It never fails that I have a few very organized and upbeat and positive days and then I just have an off one for no real reason except that life, my friends, is a marathon and not a sprint.
Every morning, I come into the office and fire up my computer and start making my To-Do list in my favorite daily planner. It has a page for every day and is big enough for my lists and any notes from meetings I attend. Mornings are my most productive time and I strive to get the thorny, difficult items crossed off in the AM and save mindless, administrative or easy tasks for the afternoon.
Some days, though, I get nothing crossed off yet still feel enormously busy and I retire to the workout room at lunch feeling like the guy who spent his life rolling a rock uphill only to have it roll back down every night. And I weigh myself and see that I’ve actually GAINED weight and hey, Fuck You Bob Harper. And I haven’t had time for a hair appointment and my greys are clearly visible and I catch sight of someone I like’s ex-significant other and she is much cuter and happier than I feel and isn’t that just like being in high school all over again? Maybe I am not so spiritually developed after all if I can be made depressed by such shallow things about myself. And my former boss, whom I always admired for being so elegantly low-key and classy and understated pulls into the parking lot driving a gaudy luxury car and I feel so judgmental and disappointed that he might actually just be a Shirt after all. But if I judge him for his car, am I any different than someone who BUYS a gaudy car hoping to be judged by it? I don’t really think I should keep mining the depths of my emotional shortcomings.

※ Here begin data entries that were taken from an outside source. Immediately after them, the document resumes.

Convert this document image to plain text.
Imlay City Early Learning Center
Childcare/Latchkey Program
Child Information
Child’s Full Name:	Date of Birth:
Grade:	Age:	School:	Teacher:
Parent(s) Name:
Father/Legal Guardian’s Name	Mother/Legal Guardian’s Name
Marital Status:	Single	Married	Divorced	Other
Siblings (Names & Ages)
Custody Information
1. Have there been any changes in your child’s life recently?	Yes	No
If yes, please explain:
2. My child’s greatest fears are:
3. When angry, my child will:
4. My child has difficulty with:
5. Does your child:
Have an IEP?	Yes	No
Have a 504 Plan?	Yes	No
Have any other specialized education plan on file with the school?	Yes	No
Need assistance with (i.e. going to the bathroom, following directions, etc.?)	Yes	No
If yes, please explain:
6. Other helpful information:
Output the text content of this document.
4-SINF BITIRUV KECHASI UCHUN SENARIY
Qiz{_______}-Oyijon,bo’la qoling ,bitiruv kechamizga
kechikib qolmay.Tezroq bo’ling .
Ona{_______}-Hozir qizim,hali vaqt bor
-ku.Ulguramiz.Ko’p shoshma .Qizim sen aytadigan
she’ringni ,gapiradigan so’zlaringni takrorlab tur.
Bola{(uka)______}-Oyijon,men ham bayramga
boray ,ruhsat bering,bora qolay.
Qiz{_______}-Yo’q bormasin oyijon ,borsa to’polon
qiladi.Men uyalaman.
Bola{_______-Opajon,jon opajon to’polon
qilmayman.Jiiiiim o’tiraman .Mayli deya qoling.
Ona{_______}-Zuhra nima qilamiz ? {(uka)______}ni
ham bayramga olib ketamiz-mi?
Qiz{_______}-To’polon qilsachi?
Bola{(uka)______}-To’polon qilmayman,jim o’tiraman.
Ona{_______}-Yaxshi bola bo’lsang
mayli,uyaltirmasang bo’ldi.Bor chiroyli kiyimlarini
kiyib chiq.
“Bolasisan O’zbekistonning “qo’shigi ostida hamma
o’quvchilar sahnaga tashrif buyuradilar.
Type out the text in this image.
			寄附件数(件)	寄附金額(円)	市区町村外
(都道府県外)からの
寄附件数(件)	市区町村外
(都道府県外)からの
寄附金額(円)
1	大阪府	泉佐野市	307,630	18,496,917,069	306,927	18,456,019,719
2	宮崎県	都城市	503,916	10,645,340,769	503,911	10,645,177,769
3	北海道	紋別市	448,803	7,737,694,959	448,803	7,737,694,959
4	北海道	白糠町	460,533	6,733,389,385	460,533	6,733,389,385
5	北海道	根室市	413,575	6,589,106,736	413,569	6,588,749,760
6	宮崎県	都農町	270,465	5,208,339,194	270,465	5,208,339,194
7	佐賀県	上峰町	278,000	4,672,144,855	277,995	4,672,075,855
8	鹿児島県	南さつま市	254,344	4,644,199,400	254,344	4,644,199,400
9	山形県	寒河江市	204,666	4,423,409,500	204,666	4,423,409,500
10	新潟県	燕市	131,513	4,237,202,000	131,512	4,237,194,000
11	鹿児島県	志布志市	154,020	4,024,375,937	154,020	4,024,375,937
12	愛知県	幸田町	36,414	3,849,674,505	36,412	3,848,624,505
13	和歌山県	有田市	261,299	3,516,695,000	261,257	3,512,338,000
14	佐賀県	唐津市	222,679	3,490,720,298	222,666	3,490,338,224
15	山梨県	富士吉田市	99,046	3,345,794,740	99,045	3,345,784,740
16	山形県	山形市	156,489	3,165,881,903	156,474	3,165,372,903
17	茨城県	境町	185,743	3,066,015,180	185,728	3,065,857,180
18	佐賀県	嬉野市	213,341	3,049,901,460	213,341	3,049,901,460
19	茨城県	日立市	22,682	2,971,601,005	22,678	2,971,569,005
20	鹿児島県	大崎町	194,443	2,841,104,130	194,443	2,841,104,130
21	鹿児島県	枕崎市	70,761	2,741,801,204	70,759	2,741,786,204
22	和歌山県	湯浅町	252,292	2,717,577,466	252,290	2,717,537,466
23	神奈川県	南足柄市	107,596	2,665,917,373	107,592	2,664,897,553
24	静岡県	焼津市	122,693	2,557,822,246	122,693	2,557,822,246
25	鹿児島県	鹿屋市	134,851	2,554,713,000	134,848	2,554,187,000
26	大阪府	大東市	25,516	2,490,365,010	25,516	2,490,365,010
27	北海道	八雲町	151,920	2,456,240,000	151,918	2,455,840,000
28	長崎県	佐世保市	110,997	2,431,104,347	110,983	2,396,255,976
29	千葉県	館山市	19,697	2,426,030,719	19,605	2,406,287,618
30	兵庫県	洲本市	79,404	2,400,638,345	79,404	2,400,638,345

The only way I know how to cope with such days is by thinking that the air smelled very mild and springlike this morning, and soon there will be muddy runs. I have a book waiting for me on the reserve shelf at the library. There are more new X-Files episodes, even if Mulder is more morose than usual and is he wearing a man girdle? It’s Taco Tuesday with Miss L. My friend at work sent me a book recommendation. And I’m not a Detroit Lion and I don’t live in Flint where they are paying for poisoned water. Life is annoying but it’s all about perspective and I got some of that.